Eradicating perceived ideological threats (e.g., DEI, environmental safeguards, public accountability).
Outsourcing critical decisions to systems trained on biased, incomplete, or opaque data.
Immunizing decision-makers from accountability by blaming "the algorithm."
In both Musk’s and Trump’s domains, the rhetoric of innovation and efficiency cloaks a deeper strategy of control — one that conflates technical determinism with political domination.
III. Why This Is Dangerous
Erosion of Democratic Oversight: Decisions with real-life consequences — such as canceling health services for veterans — are being delegated to unverified models with no audit trail or accountability.
Targeting of Social Equity Measures: By labeling DEI and climate initiatives as “munchable,” the administration is coding political goals into technical systems, setting a precedent for AI-enabled ideological purges.
Weaponization of AI for Political Expediency: The Trump administration's 30-day mandate for reviewing all VA contracts forced hasty and reckless automation, sacrificing accuracy and fairness in favor of performative governance.
Increased Risk of AI Misapplication: As seen with DOGE, AI is being applied to domains — like public procurement — where domain knowledge, legal nuance, and ethical complexity are essential and irreducible.
Precedent for Other Agencies: ProPublica reports that the VA is already exploring similar AI-driven systems for disability claim processing. If DOGE’s methods spread unchecked, we may see a nationwide normalization of bad AI governance.
IV. Recommendations for Congress, Regulators, and Civil Society
1. Congressional Action:
Mandate transparency and auditability for all AI used in federal agencies, especially in high-stakes areas like healthcare, veterans’ services, and immigration.
Prohibit ideologically biased prompts from being embedded in AI systems used by government.
Establish a Federal Algorithmic Accountability Office to review and certify AI systems for legality, bias, and robustness before deployment.
2. Regulatory Oversight:
The Office of Management and Budget (OMB) must revise its AI Risk Management Framework to explicitly ban the use of generative AI in procurement or entitlement decisions without human review.
The Department of Veterans Affairs Inspector General should open a formal investigation into the misuse of AI in contract evaluation and potential harms to veterans.
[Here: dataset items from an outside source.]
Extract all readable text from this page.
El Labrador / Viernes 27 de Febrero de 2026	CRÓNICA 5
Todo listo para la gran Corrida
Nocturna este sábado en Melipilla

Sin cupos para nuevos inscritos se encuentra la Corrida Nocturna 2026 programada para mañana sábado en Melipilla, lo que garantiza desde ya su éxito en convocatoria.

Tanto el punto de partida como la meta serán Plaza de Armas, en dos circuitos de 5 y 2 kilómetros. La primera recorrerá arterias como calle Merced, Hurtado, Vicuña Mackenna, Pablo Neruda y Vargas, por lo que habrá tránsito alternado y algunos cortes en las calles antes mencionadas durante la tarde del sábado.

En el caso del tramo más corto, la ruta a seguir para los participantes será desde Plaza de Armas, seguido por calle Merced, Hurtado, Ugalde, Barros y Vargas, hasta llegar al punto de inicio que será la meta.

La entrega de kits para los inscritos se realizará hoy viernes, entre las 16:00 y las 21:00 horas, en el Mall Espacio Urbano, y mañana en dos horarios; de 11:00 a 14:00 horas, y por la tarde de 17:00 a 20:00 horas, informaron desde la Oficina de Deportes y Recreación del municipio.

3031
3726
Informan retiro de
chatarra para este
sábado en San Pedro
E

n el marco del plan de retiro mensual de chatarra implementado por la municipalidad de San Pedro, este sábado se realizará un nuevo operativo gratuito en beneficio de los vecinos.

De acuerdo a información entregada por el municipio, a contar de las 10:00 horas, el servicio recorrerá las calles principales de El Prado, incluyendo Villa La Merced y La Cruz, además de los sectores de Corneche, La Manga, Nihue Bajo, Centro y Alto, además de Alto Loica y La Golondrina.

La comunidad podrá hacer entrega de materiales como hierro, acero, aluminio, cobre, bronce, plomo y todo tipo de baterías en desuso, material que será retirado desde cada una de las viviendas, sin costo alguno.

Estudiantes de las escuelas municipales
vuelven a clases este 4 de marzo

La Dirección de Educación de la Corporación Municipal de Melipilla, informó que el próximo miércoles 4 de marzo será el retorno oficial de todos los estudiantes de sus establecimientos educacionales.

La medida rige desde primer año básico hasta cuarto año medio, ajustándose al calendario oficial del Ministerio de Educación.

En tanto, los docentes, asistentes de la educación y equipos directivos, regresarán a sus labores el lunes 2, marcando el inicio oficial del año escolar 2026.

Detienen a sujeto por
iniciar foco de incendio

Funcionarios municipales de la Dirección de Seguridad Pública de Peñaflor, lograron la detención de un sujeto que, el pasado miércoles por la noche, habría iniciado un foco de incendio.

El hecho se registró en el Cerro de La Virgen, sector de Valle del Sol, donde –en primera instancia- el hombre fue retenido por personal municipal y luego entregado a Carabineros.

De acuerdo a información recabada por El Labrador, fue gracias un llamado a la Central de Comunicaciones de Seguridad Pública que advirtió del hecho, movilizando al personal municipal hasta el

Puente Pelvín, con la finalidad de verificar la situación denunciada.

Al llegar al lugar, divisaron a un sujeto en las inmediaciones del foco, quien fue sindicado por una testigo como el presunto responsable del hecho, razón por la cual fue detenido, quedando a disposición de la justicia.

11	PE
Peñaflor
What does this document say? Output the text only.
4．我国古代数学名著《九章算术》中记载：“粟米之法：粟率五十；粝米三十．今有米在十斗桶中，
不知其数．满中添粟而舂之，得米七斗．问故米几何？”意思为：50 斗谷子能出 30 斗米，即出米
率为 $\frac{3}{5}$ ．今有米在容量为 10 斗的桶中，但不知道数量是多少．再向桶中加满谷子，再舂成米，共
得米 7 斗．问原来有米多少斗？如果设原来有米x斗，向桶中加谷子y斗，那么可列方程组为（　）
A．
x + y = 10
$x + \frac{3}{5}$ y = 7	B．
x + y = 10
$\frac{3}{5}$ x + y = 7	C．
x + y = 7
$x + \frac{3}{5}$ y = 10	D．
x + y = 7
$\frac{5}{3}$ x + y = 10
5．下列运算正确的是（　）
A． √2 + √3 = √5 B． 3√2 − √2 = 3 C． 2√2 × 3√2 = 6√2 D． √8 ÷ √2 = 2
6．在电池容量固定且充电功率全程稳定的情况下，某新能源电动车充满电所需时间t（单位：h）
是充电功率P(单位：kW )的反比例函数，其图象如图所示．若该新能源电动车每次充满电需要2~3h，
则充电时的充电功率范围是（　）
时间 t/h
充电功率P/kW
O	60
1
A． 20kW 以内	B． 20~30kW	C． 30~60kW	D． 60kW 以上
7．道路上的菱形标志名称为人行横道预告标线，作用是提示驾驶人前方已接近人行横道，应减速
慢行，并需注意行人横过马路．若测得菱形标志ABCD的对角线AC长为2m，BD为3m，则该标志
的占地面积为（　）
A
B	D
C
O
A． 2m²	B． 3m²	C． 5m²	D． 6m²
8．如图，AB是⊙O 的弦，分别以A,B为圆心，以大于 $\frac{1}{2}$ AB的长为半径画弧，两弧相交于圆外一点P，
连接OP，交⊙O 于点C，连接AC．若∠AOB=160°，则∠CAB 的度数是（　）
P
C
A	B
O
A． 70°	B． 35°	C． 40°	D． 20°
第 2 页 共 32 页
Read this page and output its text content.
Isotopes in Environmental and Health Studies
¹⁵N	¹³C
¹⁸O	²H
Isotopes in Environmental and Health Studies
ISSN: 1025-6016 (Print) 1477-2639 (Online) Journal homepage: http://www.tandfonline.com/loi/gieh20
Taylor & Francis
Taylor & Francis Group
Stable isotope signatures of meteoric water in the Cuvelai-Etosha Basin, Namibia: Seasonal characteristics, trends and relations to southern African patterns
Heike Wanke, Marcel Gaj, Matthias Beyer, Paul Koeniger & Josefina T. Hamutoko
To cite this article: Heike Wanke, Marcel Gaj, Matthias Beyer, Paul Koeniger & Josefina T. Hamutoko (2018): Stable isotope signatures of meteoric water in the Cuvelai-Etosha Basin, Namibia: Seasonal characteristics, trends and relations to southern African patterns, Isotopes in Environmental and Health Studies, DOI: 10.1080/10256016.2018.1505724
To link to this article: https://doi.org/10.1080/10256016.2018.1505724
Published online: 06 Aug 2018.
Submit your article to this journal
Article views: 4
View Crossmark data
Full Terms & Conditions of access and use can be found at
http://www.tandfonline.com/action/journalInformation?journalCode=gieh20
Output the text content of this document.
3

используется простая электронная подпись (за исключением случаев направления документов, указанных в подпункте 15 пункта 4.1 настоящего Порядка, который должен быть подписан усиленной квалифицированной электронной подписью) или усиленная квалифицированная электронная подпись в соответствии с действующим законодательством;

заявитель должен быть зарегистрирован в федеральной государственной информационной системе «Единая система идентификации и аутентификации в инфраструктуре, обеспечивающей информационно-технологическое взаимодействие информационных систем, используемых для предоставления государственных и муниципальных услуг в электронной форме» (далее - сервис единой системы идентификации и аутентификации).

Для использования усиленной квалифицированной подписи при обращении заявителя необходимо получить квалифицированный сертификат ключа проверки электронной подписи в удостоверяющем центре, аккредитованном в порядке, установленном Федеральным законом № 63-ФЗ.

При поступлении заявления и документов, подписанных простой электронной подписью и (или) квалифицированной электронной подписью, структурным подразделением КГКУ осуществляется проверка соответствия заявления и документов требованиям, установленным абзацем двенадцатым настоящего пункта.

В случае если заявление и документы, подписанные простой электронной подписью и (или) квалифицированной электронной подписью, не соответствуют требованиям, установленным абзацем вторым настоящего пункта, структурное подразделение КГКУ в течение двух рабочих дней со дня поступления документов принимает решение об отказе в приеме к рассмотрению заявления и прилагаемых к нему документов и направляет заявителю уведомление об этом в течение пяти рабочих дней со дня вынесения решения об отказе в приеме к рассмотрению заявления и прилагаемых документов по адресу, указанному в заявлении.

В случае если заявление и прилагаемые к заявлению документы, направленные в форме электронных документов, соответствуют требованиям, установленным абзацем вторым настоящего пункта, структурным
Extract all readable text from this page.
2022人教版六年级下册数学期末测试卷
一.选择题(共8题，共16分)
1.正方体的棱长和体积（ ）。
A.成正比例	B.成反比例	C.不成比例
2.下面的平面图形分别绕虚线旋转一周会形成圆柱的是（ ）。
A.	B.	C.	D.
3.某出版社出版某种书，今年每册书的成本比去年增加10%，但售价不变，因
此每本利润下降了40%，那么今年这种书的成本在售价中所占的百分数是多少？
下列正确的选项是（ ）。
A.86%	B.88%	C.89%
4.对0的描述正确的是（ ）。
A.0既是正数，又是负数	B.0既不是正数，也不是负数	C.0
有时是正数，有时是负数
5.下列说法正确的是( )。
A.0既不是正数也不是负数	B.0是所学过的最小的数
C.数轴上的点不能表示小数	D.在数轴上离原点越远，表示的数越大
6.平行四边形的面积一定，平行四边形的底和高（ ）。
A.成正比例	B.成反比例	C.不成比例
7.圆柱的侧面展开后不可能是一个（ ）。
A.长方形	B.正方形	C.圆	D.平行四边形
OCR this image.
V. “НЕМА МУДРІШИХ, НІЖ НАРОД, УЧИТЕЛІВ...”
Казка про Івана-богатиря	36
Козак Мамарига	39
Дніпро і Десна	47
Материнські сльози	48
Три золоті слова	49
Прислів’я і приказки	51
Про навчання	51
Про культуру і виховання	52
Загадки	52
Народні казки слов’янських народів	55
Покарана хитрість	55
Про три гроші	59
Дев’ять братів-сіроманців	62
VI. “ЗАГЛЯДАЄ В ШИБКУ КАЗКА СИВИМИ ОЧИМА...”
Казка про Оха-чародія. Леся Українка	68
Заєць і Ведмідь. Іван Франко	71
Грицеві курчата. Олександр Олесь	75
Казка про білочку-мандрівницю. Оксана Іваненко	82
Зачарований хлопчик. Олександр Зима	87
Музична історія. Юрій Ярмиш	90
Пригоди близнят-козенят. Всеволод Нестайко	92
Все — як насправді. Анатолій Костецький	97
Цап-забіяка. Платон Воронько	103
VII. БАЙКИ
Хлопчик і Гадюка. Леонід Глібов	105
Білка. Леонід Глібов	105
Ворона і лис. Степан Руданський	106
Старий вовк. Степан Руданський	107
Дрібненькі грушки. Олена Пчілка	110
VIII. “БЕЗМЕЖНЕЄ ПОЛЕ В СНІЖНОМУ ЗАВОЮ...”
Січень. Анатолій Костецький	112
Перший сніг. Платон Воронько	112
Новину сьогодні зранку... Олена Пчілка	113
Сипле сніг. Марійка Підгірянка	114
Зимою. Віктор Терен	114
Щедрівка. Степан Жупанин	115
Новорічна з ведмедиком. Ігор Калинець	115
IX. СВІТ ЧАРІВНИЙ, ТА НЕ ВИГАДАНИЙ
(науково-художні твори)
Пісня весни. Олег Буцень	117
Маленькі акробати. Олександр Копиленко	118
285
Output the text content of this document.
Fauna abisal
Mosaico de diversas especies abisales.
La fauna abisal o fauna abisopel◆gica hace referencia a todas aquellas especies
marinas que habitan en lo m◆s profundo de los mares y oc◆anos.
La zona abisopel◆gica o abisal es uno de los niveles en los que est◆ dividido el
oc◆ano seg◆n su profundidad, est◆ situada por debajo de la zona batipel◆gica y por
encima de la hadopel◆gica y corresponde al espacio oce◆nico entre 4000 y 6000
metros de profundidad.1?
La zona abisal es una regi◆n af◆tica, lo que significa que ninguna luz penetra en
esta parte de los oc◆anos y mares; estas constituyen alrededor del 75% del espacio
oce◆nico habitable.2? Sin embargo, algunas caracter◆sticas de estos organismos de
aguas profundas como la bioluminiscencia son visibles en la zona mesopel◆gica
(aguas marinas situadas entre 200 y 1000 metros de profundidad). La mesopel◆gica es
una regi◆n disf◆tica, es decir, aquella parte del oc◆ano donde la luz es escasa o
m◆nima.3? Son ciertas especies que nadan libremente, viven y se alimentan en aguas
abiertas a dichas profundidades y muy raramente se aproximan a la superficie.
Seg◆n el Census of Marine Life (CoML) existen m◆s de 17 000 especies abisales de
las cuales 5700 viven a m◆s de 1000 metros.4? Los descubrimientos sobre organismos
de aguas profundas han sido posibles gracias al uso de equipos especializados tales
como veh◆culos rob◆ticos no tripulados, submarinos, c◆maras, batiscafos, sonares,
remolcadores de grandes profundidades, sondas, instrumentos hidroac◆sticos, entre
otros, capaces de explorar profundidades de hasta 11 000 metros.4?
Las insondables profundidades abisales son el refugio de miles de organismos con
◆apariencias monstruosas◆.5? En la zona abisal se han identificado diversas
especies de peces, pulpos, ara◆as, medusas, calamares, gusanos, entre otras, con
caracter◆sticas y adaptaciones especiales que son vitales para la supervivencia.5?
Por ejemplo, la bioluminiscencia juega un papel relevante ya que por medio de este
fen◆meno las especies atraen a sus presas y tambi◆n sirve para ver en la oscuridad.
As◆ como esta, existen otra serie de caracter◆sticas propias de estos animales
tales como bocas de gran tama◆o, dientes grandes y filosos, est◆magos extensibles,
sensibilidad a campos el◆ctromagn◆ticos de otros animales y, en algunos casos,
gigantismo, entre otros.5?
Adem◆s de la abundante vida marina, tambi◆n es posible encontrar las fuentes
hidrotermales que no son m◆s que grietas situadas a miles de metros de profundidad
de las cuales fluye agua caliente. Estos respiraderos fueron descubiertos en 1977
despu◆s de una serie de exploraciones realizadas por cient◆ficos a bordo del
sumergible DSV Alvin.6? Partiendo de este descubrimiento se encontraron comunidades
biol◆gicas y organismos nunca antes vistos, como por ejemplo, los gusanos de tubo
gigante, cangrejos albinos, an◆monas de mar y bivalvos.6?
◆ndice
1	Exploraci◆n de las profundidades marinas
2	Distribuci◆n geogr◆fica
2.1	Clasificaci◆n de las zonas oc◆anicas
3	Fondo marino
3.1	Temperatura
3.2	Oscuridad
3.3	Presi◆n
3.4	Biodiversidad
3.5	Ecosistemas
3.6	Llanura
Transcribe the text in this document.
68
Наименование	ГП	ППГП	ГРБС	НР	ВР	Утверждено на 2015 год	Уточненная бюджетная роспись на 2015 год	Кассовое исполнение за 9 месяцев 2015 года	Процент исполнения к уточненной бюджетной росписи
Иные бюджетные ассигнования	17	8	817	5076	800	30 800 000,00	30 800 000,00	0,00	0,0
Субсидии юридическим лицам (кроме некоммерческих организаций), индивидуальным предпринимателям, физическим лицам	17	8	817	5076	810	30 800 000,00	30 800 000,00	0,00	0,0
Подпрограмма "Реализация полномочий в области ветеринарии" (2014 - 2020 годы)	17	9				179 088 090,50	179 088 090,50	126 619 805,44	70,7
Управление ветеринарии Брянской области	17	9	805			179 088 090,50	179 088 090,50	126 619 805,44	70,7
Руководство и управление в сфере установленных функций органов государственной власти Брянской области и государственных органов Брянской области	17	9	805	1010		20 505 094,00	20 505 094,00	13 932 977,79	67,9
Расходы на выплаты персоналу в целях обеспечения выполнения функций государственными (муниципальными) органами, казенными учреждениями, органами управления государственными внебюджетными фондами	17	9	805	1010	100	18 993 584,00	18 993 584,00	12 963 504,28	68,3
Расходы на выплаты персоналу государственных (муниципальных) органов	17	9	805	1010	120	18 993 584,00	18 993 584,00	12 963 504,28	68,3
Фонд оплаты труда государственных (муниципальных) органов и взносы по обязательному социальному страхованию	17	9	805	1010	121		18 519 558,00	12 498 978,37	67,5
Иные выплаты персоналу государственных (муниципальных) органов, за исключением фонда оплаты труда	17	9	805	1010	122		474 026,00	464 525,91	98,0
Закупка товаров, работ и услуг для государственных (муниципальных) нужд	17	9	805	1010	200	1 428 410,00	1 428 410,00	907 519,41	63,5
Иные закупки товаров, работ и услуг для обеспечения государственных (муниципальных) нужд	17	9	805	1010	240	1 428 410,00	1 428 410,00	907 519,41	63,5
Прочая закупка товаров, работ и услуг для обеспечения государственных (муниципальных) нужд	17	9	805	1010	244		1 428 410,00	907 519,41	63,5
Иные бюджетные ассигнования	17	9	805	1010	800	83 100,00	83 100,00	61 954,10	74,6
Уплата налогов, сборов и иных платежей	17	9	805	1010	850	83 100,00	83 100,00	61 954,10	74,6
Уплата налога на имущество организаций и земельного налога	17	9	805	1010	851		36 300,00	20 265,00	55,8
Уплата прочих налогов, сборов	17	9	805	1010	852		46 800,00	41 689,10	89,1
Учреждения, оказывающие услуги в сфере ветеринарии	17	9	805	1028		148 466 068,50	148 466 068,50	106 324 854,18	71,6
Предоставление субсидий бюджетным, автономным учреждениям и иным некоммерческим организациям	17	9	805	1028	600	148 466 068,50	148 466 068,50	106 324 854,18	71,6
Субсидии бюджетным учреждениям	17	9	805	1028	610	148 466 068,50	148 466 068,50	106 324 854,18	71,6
3. Civil Society & Watchdog Organizations:
Journalists, advocacy groups, and whistleblowers must continue exposing misuse of AI, especially when used to justify service cuts or political repression.
Veterans groups and unions should push for a moratorium on AI-driven automation in government functions that affect healthcare, benefits, or employment.
4. AI Developers & Companies:
Model providers like OpenAI, Anthropic, and Google must ensure their tools cannot be easily weaponized through malicious or politicized prompting. Ethical use clauses in enterprise licensing should bar participation in mass-scale contract cancellations, voter suppression, or surveillance programs.
Conclusion: A Warning, Not Just a Glitch
The DOGE initiative, though wrapped in the language of optimization, is ultimately a grim experiment in political control cloaked in AI. It exemplifies how techno-solutionism, when hijacked by authoritarian impulses, can strip institutions of nuance, empathy, and accountability. If Congress and regulators fail to act decisively, the future will not be AI-assisted governance — it will be governance by prompt, engineered to reflect the ideology of those in power and justified by machines that cannot reason, cannot feel, and cannot dissent.
This is not just about one AI model, or one department, or one administration. It is about whether we allow our public institutions to become testing grounds for political algorithms — and whether we’re still capable of recognizing the difference between reform and repression.